ZIMTA a développé un manuel sur les droits des enfants à destination des enseignants. Chaque partenaire de la coalition Team Zimbabwe a contribué à la rédaction de ce document. Pour ZIMTA, il s’agit de la première implication dans un projet de lutte contre le travail des enfants. Cette participation a suscité l’enthousiasme du syndicat d’enseignants, à tel point que sa Conférence nationale annuelle de 2016 a adopté une résolution appelant ZIMTA à développer des cadres conceptuels sur l’approche par zones dans la lutte contre le travail des enfants, et appelant le gouvernement à soutenir les enseignants actifs dans les écoles passerelles.

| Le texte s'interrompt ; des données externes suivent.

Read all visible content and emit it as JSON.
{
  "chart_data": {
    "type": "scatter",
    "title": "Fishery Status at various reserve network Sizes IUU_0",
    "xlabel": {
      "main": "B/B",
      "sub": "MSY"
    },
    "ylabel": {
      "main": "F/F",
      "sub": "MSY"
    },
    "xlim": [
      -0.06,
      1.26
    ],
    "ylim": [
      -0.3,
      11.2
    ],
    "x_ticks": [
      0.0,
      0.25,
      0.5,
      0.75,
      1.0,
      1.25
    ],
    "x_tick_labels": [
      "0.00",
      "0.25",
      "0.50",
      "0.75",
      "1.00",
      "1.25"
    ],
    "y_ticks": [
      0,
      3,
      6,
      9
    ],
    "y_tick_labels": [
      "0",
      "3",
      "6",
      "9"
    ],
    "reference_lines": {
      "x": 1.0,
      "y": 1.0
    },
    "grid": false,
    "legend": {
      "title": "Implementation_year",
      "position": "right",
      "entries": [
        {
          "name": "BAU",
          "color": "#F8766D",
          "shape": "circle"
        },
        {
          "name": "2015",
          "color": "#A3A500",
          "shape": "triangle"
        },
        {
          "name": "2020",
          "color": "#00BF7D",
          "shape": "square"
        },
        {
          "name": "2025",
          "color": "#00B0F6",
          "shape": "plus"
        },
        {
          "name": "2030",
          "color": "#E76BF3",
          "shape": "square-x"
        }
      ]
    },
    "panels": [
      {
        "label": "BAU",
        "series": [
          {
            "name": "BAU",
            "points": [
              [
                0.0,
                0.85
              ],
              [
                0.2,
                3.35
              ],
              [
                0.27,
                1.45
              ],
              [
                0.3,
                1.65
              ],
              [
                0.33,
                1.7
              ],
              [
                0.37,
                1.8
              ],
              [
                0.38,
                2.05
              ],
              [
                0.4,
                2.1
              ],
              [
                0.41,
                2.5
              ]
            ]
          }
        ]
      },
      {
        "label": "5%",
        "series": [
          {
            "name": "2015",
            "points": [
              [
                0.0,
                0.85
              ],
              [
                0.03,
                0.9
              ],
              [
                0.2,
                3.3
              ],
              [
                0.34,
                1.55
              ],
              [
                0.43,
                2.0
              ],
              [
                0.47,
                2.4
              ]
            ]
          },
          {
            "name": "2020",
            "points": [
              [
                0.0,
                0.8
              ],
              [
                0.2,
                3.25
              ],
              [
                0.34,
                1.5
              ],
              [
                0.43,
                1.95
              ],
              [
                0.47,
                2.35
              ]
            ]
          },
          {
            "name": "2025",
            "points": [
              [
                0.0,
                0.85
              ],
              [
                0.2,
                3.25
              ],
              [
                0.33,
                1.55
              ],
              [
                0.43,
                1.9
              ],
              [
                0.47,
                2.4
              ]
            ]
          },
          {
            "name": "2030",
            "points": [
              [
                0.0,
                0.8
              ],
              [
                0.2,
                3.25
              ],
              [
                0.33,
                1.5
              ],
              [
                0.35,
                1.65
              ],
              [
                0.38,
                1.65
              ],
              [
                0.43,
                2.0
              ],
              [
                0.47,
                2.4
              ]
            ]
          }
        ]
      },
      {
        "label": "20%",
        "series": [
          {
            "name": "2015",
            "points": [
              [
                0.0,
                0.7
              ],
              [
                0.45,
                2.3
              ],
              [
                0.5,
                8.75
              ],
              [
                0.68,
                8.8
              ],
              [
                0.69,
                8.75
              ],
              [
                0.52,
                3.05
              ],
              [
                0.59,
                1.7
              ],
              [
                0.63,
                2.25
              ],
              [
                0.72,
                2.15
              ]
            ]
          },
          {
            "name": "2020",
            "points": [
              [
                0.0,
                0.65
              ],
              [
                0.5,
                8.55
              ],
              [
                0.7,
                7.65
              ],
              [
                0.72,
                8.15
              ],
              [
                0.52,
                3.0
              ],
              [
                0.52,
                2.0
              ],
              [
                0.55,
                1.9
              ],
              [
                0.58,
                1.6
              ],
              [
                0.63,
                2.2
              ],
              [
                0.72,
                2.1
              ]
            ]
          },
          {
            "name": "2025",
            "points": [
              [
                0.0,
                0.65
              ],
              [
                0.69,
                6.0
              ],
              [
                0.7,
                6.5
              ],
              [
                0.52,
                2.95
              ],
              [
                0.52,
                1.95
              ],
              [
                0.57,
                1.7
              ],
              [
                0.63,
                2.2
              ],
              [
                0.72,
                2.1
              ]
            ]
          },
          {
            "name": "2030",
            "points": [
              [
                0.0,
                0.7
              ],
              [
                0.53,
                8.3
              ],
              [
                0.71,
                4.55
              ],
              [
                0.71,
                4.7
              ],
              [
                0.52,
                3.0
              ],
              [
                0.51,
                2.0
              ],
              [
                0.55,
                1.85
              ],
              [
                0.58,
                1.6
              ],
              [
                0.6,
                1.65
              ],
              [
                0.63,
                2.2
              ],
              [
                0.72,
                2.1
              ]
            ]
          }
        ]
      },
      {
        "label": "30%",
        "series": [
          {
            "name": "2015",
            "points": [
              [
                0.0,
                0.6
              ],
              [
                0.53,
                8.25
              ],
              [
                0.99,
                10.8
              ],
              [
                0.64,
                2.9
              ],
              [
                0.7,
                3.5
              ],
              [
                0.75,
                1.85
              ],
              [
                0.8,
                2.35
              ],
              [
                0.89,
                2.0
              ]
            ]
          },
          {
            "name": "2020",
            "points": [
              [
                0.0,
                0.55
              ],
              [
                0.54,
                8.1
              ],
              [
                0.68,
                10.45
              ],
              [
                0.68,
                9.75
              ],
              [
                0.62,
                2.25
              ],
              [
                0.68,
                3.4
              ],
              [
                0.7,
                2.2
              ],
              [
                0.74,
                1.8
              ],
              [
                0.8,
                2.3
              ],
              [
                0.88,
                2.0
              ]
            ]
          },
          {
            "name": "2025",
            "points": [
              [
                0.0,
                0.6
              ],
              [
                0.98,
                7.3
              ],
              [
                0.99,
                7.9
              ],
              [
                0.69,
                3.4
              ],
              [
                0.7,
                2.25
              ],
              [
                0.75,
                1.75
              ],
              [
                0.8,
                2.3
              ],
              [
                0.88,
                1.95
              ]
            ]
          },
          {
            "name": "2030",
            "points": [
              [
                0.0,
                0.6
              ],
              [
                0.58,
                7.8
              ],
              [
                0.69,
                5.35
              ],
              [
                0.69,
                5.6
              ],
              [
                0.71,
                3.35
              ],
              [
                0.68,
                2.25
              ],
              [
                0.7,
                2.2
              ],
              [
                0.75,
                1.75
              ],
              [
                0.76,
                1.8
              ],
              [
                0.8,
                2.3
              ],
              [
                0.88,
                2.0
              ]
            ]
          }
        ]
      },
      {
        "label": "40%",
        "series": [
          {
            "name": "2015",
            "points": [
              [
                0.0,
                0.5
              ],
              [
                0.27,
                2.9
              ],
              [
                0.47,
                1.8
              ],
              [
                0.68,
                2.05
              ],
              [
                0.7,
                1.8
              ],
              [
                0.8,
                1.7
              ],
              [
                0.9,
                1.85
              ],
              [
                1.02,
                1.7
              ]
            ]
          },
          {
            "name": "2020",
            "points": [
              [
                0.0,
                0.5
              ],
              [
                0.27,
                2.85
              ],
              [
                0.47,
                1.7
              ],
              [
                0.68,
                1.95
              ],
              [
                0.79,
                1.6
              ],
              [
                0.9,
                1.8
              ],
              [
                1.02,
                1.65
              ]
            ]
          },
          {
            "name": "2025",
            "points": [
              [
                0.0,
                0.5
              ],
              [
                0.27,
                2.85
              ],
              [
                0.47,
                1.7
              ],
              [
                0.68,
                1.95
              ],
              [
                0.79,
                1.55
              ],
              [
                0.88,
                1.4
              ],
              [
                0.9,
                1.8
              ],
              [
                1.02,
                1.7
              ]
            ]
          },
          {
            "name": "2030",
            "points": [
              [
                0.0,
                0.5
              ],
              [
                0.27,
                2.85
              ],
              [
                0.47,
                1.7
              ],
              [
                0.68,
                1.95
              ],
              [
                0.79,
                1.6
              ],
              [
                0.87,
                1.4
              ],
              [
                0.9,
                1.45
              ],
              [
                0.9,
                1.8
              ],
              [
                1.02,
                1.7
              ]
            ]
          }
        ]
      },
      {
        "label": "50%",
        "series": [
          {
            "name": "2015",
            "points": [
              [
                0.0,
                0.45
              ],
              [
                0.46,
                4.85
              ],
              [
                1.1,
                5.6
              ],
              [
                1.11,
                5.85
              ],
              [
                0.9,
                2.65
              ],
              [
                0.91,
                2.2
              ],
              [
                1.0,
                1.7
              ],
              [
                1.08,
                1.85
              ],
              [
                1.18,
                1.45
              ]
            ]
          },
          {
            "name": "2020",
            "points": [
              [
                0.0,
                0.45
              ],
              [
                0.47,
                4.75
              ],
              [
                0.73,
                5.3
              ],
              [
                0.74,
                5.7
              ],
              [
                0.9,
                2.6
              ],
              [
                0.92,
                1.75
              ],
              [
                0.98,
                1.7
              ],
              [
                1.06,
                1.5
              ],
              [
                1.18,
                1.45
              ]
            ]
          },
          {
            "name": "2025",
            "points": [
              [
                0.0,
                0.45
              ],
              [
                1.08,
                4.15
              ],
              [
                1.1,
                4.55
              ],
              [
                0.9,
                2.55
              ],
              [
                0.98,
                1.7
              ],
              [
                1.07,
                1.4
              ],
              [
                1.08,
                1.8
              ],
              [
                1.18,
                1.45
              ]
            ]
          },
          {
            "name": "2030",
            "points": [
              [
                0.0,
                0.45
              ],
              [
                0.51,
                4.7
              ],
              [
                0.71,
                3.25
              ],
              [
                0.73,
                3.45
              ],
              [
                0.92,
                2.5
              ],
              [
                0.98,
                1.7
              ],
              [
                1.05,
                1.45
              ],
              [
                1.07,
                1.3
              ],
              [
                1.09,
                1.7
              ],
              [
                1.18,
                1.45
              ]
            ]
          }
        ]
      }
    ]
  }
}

Bonne collaboration entre PTUZ et ZIMTA

A travers ce projet, les syndicats ZIMTA et PTUZ ont développé une collaboration mutuellement fructueuse malgré leurs différences historiques. Angelina Lunga et Hillary Yuba, coordinatrices du projet respectivement pour ZIMTA et PTUZ, ont veillé à communiquer efficacement et à trouver des convergences entre les activités de chaque syndicat dans les écoles de Chipinge. Suite à la participation des deux coordinatrices à un cours sur le travail des enfants dans l’agriculture organisé par le Centre international de formation du BIT à Turin, le projet de Chipinge prend une nouvelle dimension : ZIMTA a formé 34 enseignants à l’utilisation des nouvelles technologies de l’information, afin qu’ils puissent à leur tour suivre un cours en ligne sur le travail des enfants développé par la FAO (Organisation des Nations Unies pour l’alimentation et l’agriculture).

Un soutien de l’AOb et Mondiaal FNV va permettre au projet des deux syndicats de continuer pour deux années supplémentaires.

Angellah Sigauke Tsitsi, directrice de l’école primaire New Years’ Gift

Les conditions de vie sont très dures dans cette région. Certains enfants marchent huit kilomètres, matin et soir, pour assister aux cours. D’autres n’ont pas cette chance, ils marchent dix kilomètres pour aller vendre du charbon de bois dans la ville de Chipinge.  En période de sécheresse, les habitants de la région souffrent de la faim, le paiement des frais scolaires n’est pas leur priorité. La majorité des élèves ne sont donc pas en règle au niveau des cotisations scolaires, ce qui pose de sérieux problèmes au budget de fonctionnement de notre école.

Malgré ces difficultés, nous percevons un changement de mentalité de la part de nombreux parents depuis le début du projet Out of Work Into School. Nous avons développé les activités culturelles scolaires (chants, danses, poèmes, théâtre) de sensibilisation aux dangers du travail des enfants. Ces activités existaient déjà auparavant, mais l’existence d’un projet comme Out of Work Into School a décuplé notre énergie. Nous nous déplaçons au domicile d’un élève dès qu’il s’absente pour plus de deux jours. Nos enseignants offrent des cours supplémentaires aux élèves en difficulté, trois mamans ont aussi sollicité notre aide pour apprendre à lire et écrire. L’éducation est davantage valorisée dans la communauté, ce qui motive nos enseignants.